Petrol retailers accused of overcharging
The RAC said December was a ‘rotten month’ for petrol car drivers who lost out on £156m as retailers refused to pass on wholesale price savings.
The motoring group said that despite wholesale prices meriting big cuts at the pumps, the average price of petrol in the UK fell by just 2p a litre in December.
The high prices mean drivers overpaid by £156m for petrol last month, according to RAC Fuel Watch.
The price of unleaded petrol dropped from 147.47p a litre to 145.48p in December, but the RAC says drivers should really have seen prices nearer to 135p – but it said retailers were taking far bigger margins than normal.
Diesel dropped by just under 2p a litre from 150.80p to 148.92p, but the RAC says drivers should have been paying about 142p.
The organisation calculated that instead of their long-term margin of 6p a litre, retailers took an average of 16p a litre on petrol and 12.5p on diesel in December.

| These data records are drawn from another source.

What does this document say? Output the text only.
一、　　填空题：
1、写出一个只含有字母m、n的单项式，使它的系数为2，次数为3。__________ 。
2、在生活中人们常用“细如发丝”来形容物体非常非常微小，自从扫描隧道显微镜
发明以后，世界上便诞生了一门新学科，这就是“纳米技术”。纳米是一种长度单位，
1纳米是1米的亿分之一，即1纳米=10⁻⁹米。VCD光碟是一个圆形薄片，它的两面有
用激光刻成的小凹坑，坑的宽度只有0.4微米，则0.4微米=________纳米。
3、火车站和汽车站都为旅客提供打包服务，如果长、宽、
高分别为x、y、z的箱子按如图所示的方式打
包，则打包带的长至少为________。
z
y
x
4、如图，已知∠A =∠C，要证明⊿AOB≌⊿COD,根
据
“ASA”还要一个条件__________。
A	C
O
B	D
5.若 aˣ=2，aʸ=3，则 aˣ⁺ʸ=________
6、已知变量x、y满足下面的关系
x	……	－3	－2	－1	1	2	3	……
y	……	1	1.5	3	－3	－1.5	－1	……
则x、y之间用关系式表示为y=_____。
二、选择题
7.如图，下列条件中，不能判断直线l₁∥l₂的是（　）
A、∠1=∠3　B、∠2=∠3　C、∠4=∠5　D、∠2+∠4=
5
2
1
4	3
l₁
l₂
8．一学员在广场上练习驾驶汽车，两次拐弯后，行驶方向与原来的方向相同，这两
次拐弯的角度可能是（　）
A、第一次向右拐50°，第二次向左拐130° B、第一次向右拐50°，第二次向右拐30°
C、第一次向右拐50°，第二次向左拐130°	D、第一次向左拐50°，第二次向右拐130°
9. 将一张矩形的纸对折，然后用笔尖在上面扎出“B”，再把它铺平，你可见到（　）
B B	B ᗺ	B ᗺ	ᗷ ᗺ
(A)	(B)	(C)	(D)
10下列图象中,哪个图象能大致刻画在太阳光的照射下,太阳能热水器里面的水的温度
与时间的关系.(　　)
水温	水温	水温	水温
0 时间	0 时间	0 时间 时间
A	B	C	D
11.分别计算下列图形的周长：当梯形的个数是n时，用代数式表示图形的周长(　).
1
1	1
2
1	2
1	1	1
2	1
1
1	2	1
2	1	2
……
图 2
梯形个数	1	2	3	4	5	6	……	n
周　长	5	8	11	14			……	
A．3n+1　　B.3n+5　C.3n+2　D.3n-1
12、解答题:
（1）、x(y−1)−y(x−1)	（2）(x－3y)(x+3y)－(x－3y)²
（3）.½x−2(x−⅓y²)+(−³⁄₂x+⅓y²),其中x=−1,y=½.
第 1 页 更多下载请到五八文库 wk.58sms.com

This made forecourt prices far more expensive than they would have been, had retailers not changed their fuel pricing strategy.
The price of a litre of unleaded on the wholesale market, including delivery, averaged 106p across the month. Had a 6p margin been taken drivers would have seen an average petrol pump price of around 135p after applying VAT at 20%.
The average wholesale cost of delivered diesel was 112p a litre which, with the usual 6p retailer margin, would have given a pump price of around 142p.
This means it has cost petrol car drivers £6 more to fill up a typical 55-litre family car than it should have (£80 vs £74) and for diesel nearly £4 more with a tank costing £82 at the end of the month instead of £78.
Simon Williams, RAC fuel spokesman, said: “December was a rotten month for drivers as they were taken advantage of by retailers who rewrote their pump price strategy, costing motorists millions of pounds as a result.
“Their resistance to cutting prices and to only pass on a fraction of the savings they were making from lower wholesale costs is nothing short of scandalous. The 10p extra retailers have added to their long-term margin of 6p a litre has led to petrol car drivers paying £5m more a day than they previously would have.
“In the past when wholesale prices have dropped retailers have always done the right thing – eventually – and reduced their pump prices. This time they’ve stood strong, taking advantage of all the media talk about ‘higher energy prices’ and banked on the oil price rising again and catching up with their artificially inflated prices, which it has now done.
“The trouble is every extra penny they take as margin leads to drivers paying even more as VAT gets added on top at the end of the forecourt transaction. This means the Treasury’s coffers have been substantially boosted on the back of the retailers’ action. We urge ministers to push retailers into doing the right thing for consumers.
An analysis of RAC Fuel Watch data reveals Asda had the cheapest petrol at the end of the year with a litre costing an average of 141.81p at its stores, with Sainsbury’s not far behind at 142.57p.
Asda also sold the lowest priced diesel at 144.9p a litre ahead of Tesco on 145.8p. The average price of motorway unleaded at the close of December was 160.55p while diesel was higher still at 163.43p.